A dip in the Ganga is about getting a karmic clean slate, a chance to begin life with a new balance sheet. Throwing ashes in the Ganga is about giving the dead a chance to be reborn once more, hopefully in Indra’s paradise, and enjoy all things that were denied in this life. Ganga thus is all about forgiveness and second chances. It is an idea that gives hope to humanity.
The doctrine of rebirth is perhaps informed by agricultural practices on the riverbank, where crops grow and are harvested every year with cyclical regularity. Every year there are the rains, the summer heat and the winter chill. Nothing lasts forever, but everything comes back eventually. But civilizations of Egypt, Mesopotamia and China were also nurtured on the banks of rivers. Rebirth never featured in their stories. All of them spoke of death and an endless afterlife. They built pyramids and tombs to the dead and kept the ashes of ancestors in urns and temples, to celebrate the life that was. They did not cremate the dead and scatter ashes in a river, in hope of yet another life. This life was their one and only chance. In the river valley civilizations of India, however, the idea of a second chance took root firmly, perhaps because of men that the Greek followers of Alexander, the Great, identified as gymnosophists or the naked wise men, who imagined the world very differently.

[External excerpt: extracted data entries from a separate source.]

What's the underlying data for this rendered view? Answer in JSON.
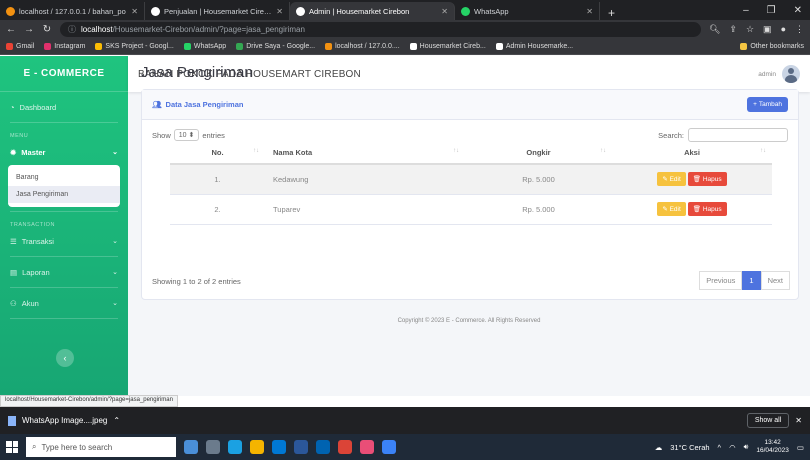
{
  "browser": {
    "tabs": [
      {
        "label": "localhost / 127.0.0.1 / bahan_po",
        "color": "#f29111",
        "active": false
      },
      {
        "label": "Penjualan | Housemarket Cirebon",
        "color": "#ffffff",
        "active": false
      },
      {
        "label": "Admin | Housemarket Cirebon",
        "color": "#ffffff",
        "active": true
      },
      {
        "label": "WhatsApp",
        "color": "#25d366",
        "active": false
      }
    ],
    "url_host": "localhost",
    "url_path": "/Housemarket-Cirebon/admin/?page=jasa_pengiriman",
    "bookmarks": [
      {
        "label": "Gmail",
        "color": "#ea4335"
      },
      {
        "label": "Instagram",
        "color": "#e1306c"
      },
      {
        "label": "SKS Project - Googl...",
        "color": "#fbbc04"
      },
      {
        "label": "WhatsApp",
        "color": "#25d366"
      },
      {
        "label": "Drive Saya - Google...",
        "color": "#34a853"
      },
      {
        "label": "localhost / 127.0.0....",
        "color": "#f29111"
      },
      {
        "label": "Housemarket Cireb...",
        "color": "#ffffff"
      },
      {
        "label": "Admin Housemarke...",
        "color": "#ffffff"
      }
    ],
    "other_bookmarks": "Other bookmarks",
    "status_url": "localhost/Housemarket-Cirebon/admin/?page=jasa_pengiriman"
  },
  "sidebar": {
    "brand": "E - COMMERCE",
    "dashboard": "Dashboard",
    "menu_heading": "MENU",
    "master": "Master",
    "sub_items": [
      "Barang",
      "Jasa Pengiriman"
    ],
    "transaction_heading": "TRANSACTION",
    "transaksi": "Transaksi",
    "laporan": "Laporan",
    "akun": "Akun"
  },
  "topbar": {
    "title": "BAHAN POKOK PADA HOUSEMART CIREBON",
    "user": "admin"
  },
  "page": {
    "title": "Jasa Pengiriman",
    "card_title": "Data Jasa Pengiriman",
    "add_button": "Tambah",
    "show_label": "Show",
    "entries_value": "10",
    "entries_label": "entries",
    "search_label": "Search:",
    "columns": [
      "No.",
      "Nama Kota",
      "Ongkir",
      "Aksi"
    ],
    "rows": [
      {
        "no": "1.",
        "kota": "Kedawung",
        "ongkir": "Rp. 5.000"
      },
      {
        "no": "2.",
        "kota": "Tuparev",
        "ongkir": "Rp. 5.000"
      }
    ],
    "edit_label": "Edit",
    "hapus_label": "Hapus",
    "info": "Showing 1 to 2 of 2 entries",
    "prev": "Previous",
    "current_page": "1",
    "next": "Next"
  },
  "footer": "Copyright © 2023 E - Commerce. All Rights Reserved",
  "downloads": {
    "file": "WhatsApp Image....jpeg",
    "show_all": "Show all"
  },
  "taskbar": {
    "search_placeholder": "Type here to search",
    "weather": "31°C Cerah",
    "time": "13:42",
    "date": "16/04/2023"
  },
  "colors": {
    "sidebar": "#1cc88a",
    "primary": "#4e73df",
    "edit": "#f6c23e",
    "hapus": "#e74a3b"
  }
}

Ganga’s story refers to several such naked wise men, such as Kapil and Jahnu and Gotama and Agastya, but none more spectacular and magnificent as Shiva, from whose dreadlocks springs the promise of rebirth in the form of Ganga, and who smears his body with ash to remind all of the promise of soul that outlives death!
Shiva is the great destroyer whose worship scholars often fumble to explain. How can a destroyer be worshipped? Few ponder over what Shiva actually destroys. Even today, writers on Shiva insist on describing him as ‘destroyer of evil’ or ‘creative destroyer’ which reveals this long discomfort with the term ‘destroyer’. Yes, Shiva is destroyer. He is Yamantaka, the destroyer of death, and Kamantaka, destroyer of desire. He is the destroyer of limitations imposed by one life.
Shiva, and the gymnosophists who considered him Adi-nath, or the primal teacher, offer a dual promise: a temporal promise to live as many lives one wants trying to be Indra, and a transcendental promise to break free from this foolhardy quest someday. This is not redemption or salvation or liberation. This is not enlightenment. This is just the offer of infinite second chances. With this one offer, death ceases to be a full stop; it becomes a comma. Shiva, the destroyer of death, then becomes worthy of worship, as does the river sprouting from his head.